Neoliberalism and Concealed Carry Laws

In case you missed the news among the ongoing scandal that is the Trump regime and the terror attack in London, Asa Hutchinson, governor of Arkansas, recently signed into law a bill that allows the carrying of concealed guns onto college campuses and into bars and churches. The ostensible goal is to have a larger population capable of dealing with active shooter situations (not that we have had a mass shooting on a university campus in Arkansas).

It’s easy to view this new law in the light of our culture of violence and the desire of the arms industry to expand its profit margins. But I think it’s important to look at what is implied by this law in terms of the relationship between the government and the citizenry—a relationship increasingly cast, on the part of self-described conservatives, in terms of an economic transaction in which the citizen is the customer, the consumer of government services. A dominant feature of neoliberalism is the growth of unpaid labor on the part of the customer. Think the “u-scan” stations at your local grocery store where you can check out yourself, which is only the latest iteration of policies that eliminated the gas station attendant who would pump your gas. Companies regularly try to shift more work (unpaid) onto the consumer so as to eliminate labor costs (and labor’s remaining political power).

So think about this new “campus carry” law in the light of neoliberalism. Does it not resemble the shifting of unpaid labor onto the citizen? After all, citizens are now being urged to protect themselves and undertake, at their own expense, training to deal with active shooters.

And it is an expense. Yesterday, I was in a rage about this law and thinking that, since I am a person who occasionally appears on college campuses to talk about issues like racial violence, perhaps I should invest in a concealed carry permit? My late father-in-law never had such a permit, though he owned a lot of guns, until a plumber showed up at his place bearing a concealed pistol, leading him to think, “Gosh, if even the plumber has one, maybe I need to get one, or I’ll be the only one left unarmed!” It’s how arms races get started. But then I had the thought that, carrying a pistol onto campus, I would, in fact, be contributing to such arms races, because students who saw that I was armed may feel no choice but to arm themselves.

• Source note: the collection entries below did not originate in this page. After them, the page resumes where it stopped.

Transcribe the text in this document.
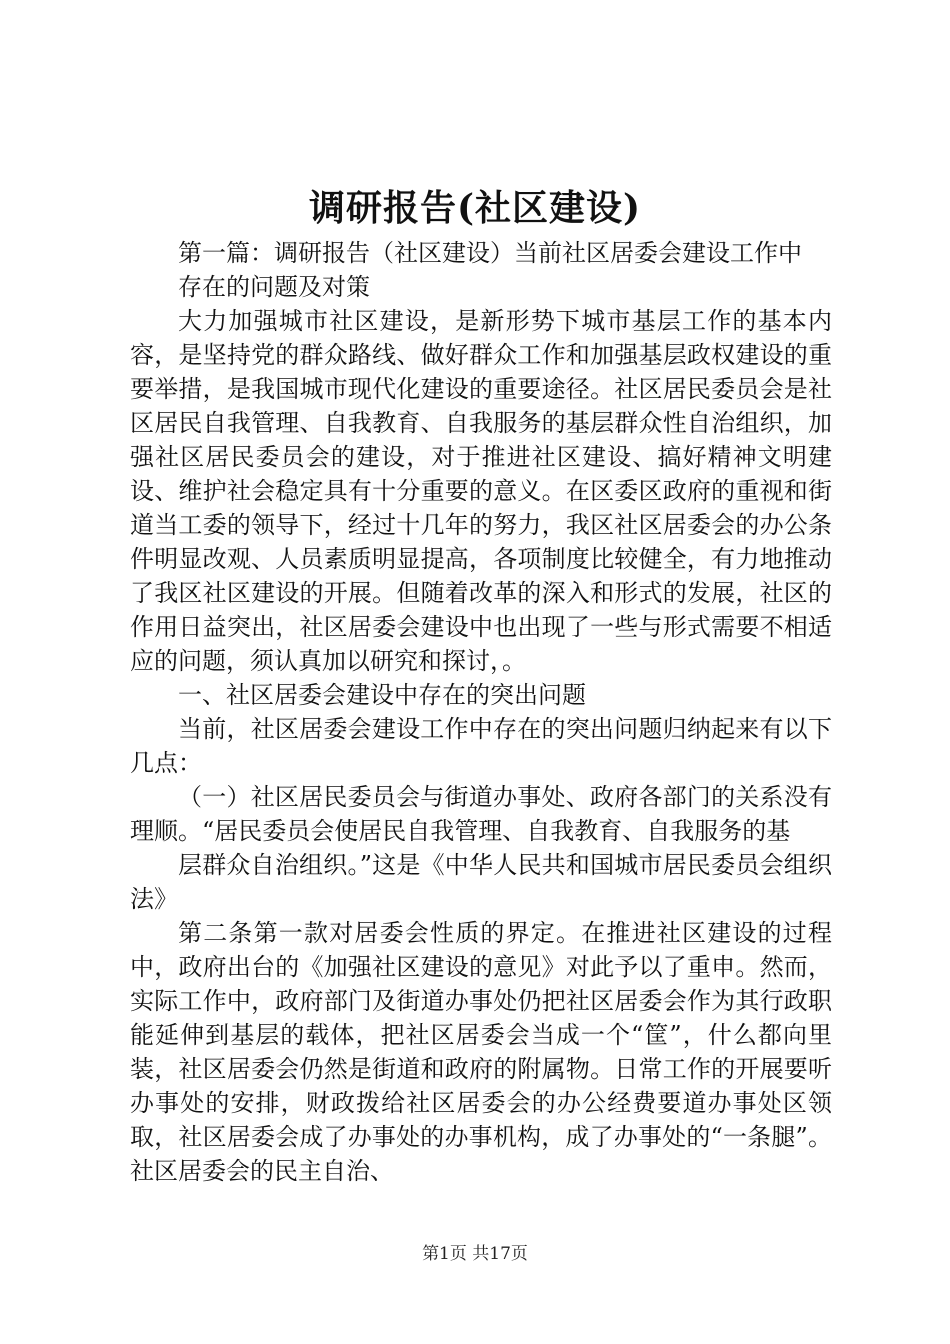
调研报告(社区建设)

第一篇：调研报告（社区建设）当前社区居委会建设工作中

存在的问题及对策

大力加强城市社区建设，是新形势下城市基层工作的基本内容，是坚持党的群众路线、做好群众工作和加强基层政权建设的重要举措，是我国城市现代化建设的重要途径。社区居民委员会是社区居民自我管理、自我教育、自我服务的基层群众性自治组织，加强社区居民委员会的建设，对于推进社区建设、搞好精神文明建设、维护社会稳定具有十分重要的意义。在区委区政府的重视和街道当工委的领导下，经过十几年的努力，我区社区居委会的办公条件明显改观、人员素质明显提高，各项制度比较健全，有力地推动了我区社区建设的开展。但随着改革的深入和形式的发展，社区的作用日益突出，社区居委会建设中也出现了一些与形式需要不相适应的问题，须认真加以研究和探讨，。

一、社区居委会建设中存在的突出问题

当前，社区居委会建设工作中存在的突出问题归纳起来有以下几点：

（一）社区居民委员会与街道办事处、政府各部门的关系没有理顺。“居民委员会使居民自我管理、自我教育、自我服务的基

层群众自治组织。”这是《中华人民共和国城市居民委员会组织法》

第二条第一款对居委会性质的界定。在推进社区建设的过程中，政府出台的《加强社区建设的意见》对此予以了重申。然而，实际工作中，政府部门及街道办事处仍把社区居委会作为其行政职能延伸到基层的载体，把社区居委会当成一个“筐”，什么都向里装，社区居委会仍然是街道和政府的附属物。日常工作的开展要听办事处的安排，财政拨给社区居委会的办公经费要道办事处区领取，社区居委会成了办事处的办事机构，成了办事处的“一条腿”。社区居委会的民主自治、

第1页 共17页
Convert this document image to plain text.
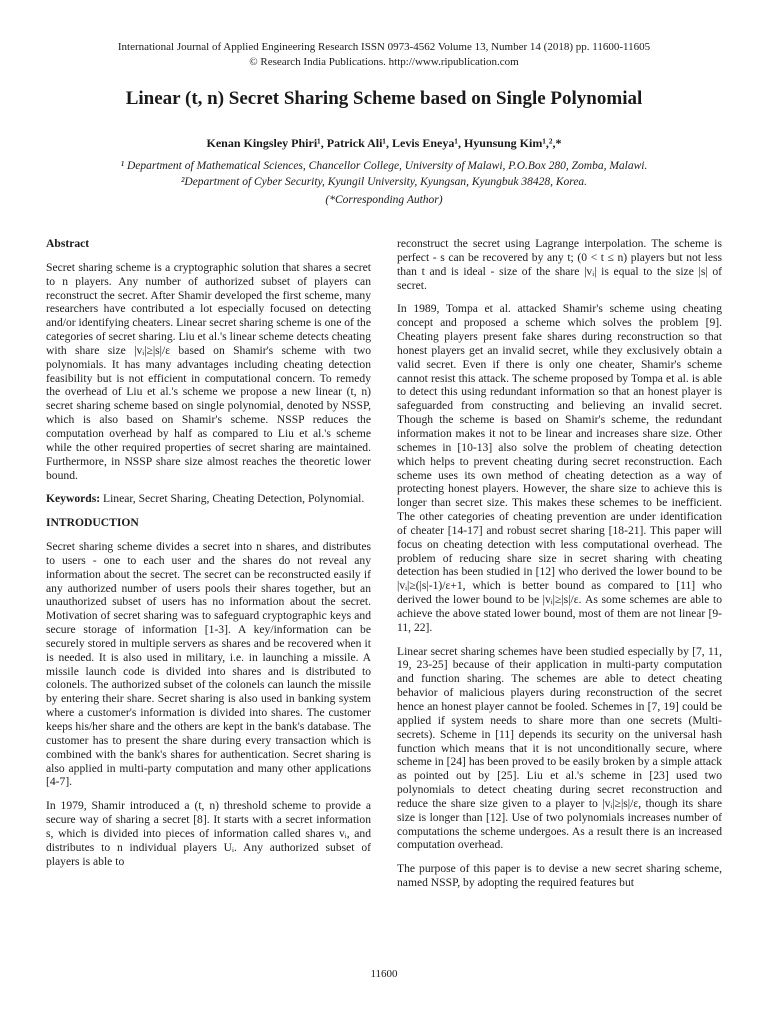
International Journal of Applied Engineering Research ISSN 0973-4562 Volume 13, Number 14 (2018) pp. 11600-11605
© Research India Publications. http://www.ripublication.com
Linear (t, n) Secret Sharing Scheme based on Single Polynomial
Kenan Kingsley Phiri¹, Patrick Ali¹, Levis Eneya¹, Hyunsung Kim¹,²,*
¹ Department of Mathematical Sciences, Chancellor College, University of Malawi, P.O.Box 280, Zomba, Malawi.
²Department of Cyber Security, Kyungil University, Kyungsan, Kyungbuk 38428, Korea.
(*Corresponding Author)
Abstract

Secret sharing scheme is a cryptographic solution that shares a secret to n players. Any number of authorized subset of players can reconstruct the secret. After Shamir developed the first scheme, many researchers have contributed a lot especially focused on detecting and/or identifying cheaters. Linear secret sharing scheme is one of the categories of secret sharing. Liu et al.'s linear scheme detects cheating with share size |vᵢ|≥|s|/ε based on Shamir's scheme with two polynomials. It has many advantages including cheating detection feasibility but is not efficient in computational concern. To remedy the overhead of Liu et al.'s scheme we propose a new linear (t, n) secret sharing scheme based on single polynomial, denoted by NSSP, which is also based on Shamir's scheme. NSSP reduces the computation overhead by half as compared to Liu et al.'s scheme while the other required properties of secret sharing are maintained. Furthermore, in NSSP share size almost reaches the theoretic lower bound.

Keywords: Linear, Secret Sharing, Cheating Detection, Polynomial.

INTRODUCTION

Secret sharing scheme divides a secret into n shares, and distributes to users - one to each user and the shares do not reveal any information about the secret. The secret can be reconstructed easily if any authorized number of users pools their shares together, but an unauthorized subset of users has no information about the secret. Motivation of secret sharing was to safeguard cryptographic keys and secure storage of information [1-3]. A key/information can be securely stored in multiple servers as shares and be recovered when it is needed. It is also used in military, i.e. in launching a missile. A missile launch code is divided into shares and is distributed to colonels. The authorized subset of the colonels can launch the missile by entering their share. Secret sharing is also used in banking system where a customer's information is divided into shares. The customer keeps his/her share and the others are kept in the bank's database. The customer has to present the share during every transaction which is combined with the bank's shares for authentication. Secret sharing is also applied in multi-party computation and many other applications [4-7].

In 1979, Shamir introduced a (t, n) threshold scheme to provide a secure way of sharing a secret [8]. It starts with a secret information s, which is divided into pieces of information called shares vᵢ, and distributes to n individual players Uᵢ. Any authorized subset of players is able to

reconstruct the secret using Lagrange interpolation. The scheme is perfect - s can be recovered by any t; (0 < t ≤ n) players but not less than t and is ideal - size of the share |vᵢ| is equal to the size |s| of secret.

In 1989, Tompa et al. attacked Shamir's scheme using cheating concept and proposed a scheme which solves the problem [9]. Cheating players present fake shares during reconstruction so that honest players get an invalid secret, while they exclusively obtain a valid secret. Even if there is only one cheater, Shamir's scheme cannot resist this attack. The scheme proposed by Tompa et al. is able to detect this using redundant information so that an honest player is safeguarded from constructing and believing an invalid secret. Though the scheme is based on Shamir's scheme, the redundant information makes it not to be linear and increases share size. Other schemes in [10-13] also solve the problem of cheating detection which helps to prevent cheating during secret reconstruction. Each scheme uses its own method of cheating detection as a way of protecting honest players. However, the share size to achieve this is longer than secret size. This makes these schemes to be inefficient. The other categories of cheating prevention are under identification of cheater [14-17] and robust secret sharing [18-21]. This paper will focus on cheating detection with less computational overhead. The problem of reducing share size in secret sharing with cheating detection has been studied in [12] who derived the lower bound to be |vᵢ|≥(|s|-1)/ε+1, which is better bound as compared to [11] who derived the lower bound to be |vᵢ|≥|s|/ε. As some schemes are able to achieve the above stated lower bound, most of them are not linear [9-11, 22].

Linear secret sharing schemes have been studied especially by [7, 11, 19, 23-25] because of their application in multi-party computation and function sharing. The schemes are able to detect cheating behavior of malicious players during reconstruction of the secret hence an honest player cannot be fooled. Schemes in [7, 19] could be applied if system needs to share more than one secrets (Multi-secrets). Scheme in [11] depends its security on the universal hash function which means that it is not unconditionally secure, where scheme in [24] has been proved to be easily broken by a simple attack as pointed out by [25]. Liu et al.'s scheme in [23] used two polynomials to detect cheating during secret reconstruction and reduce the share size given to a player to |vᵢ|≥|s|/ε, though its share size is longer than [12]. Use of two polynomials increases number of computations the scheme undergoes. As a result there is an increased computation overhead.

The purpose of this paper is to devise a new secret sharing scheme, named NSSP, by adopting the required features but

11600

So I stepped back and thought that perhaps the best compromise was to purchase a bullet-proof vest. There is one outlet here in Little Rock which sells such things, but though it’s legal in Arkansas for a civilian to own a bullet-proof vest (provided he has not been convicted of a felony and has no intentions to commit such an act), they don’t sell to civilians. However, a policeman friend of mine called them up and said that they would sell me such a vest provided he came in and co-signed the form—and did I have $700 to spare? Because that’s how much a simple, Level 1 vest would cost.

I don’t know about you, but $700 is a lot to me, and I can think of many things I would rather do with that money than purchase a piece of tactical gear. But this is the reality of neoliberalism. The cost of feeling safe now is shifted from the government and onto the citizen. It’s not just the $700, either. It’s the time I have to spend contacting people and searching around for a place that will sell me that vest, and time from my friend’s day off to take me over to the store. And if I wanted the conceal carry permit, too, for added “safety,” then that’s the license fee, paying for the initial training, and then paying for the extra eight hours of training that lets you carry a pistol onto a college campus. Oh, and if you don’t already own a gun, well, those are pretty expensive, too.

My policeman friend said that his basic gear runs about $2,500. I imagine that, when you add up the costs listed here, and count as a cost the time you are spending having to do all this, you would probably be out about that same amount. That is a cost shifted onto you, the citizen. You are now, for all intents and purposes, a self-employed policeman responsible for protecting yourself and others—and without the requirement that your training actually be current, which, again, differentiates you from actual police, who receive ongoing and thorough training.

It’s the old neoliberal pattern—replace skilled workers with poorly paid, unskilled substitutes. And it raises the question: Will actual paid policemen eventually go the way of gas station attendants?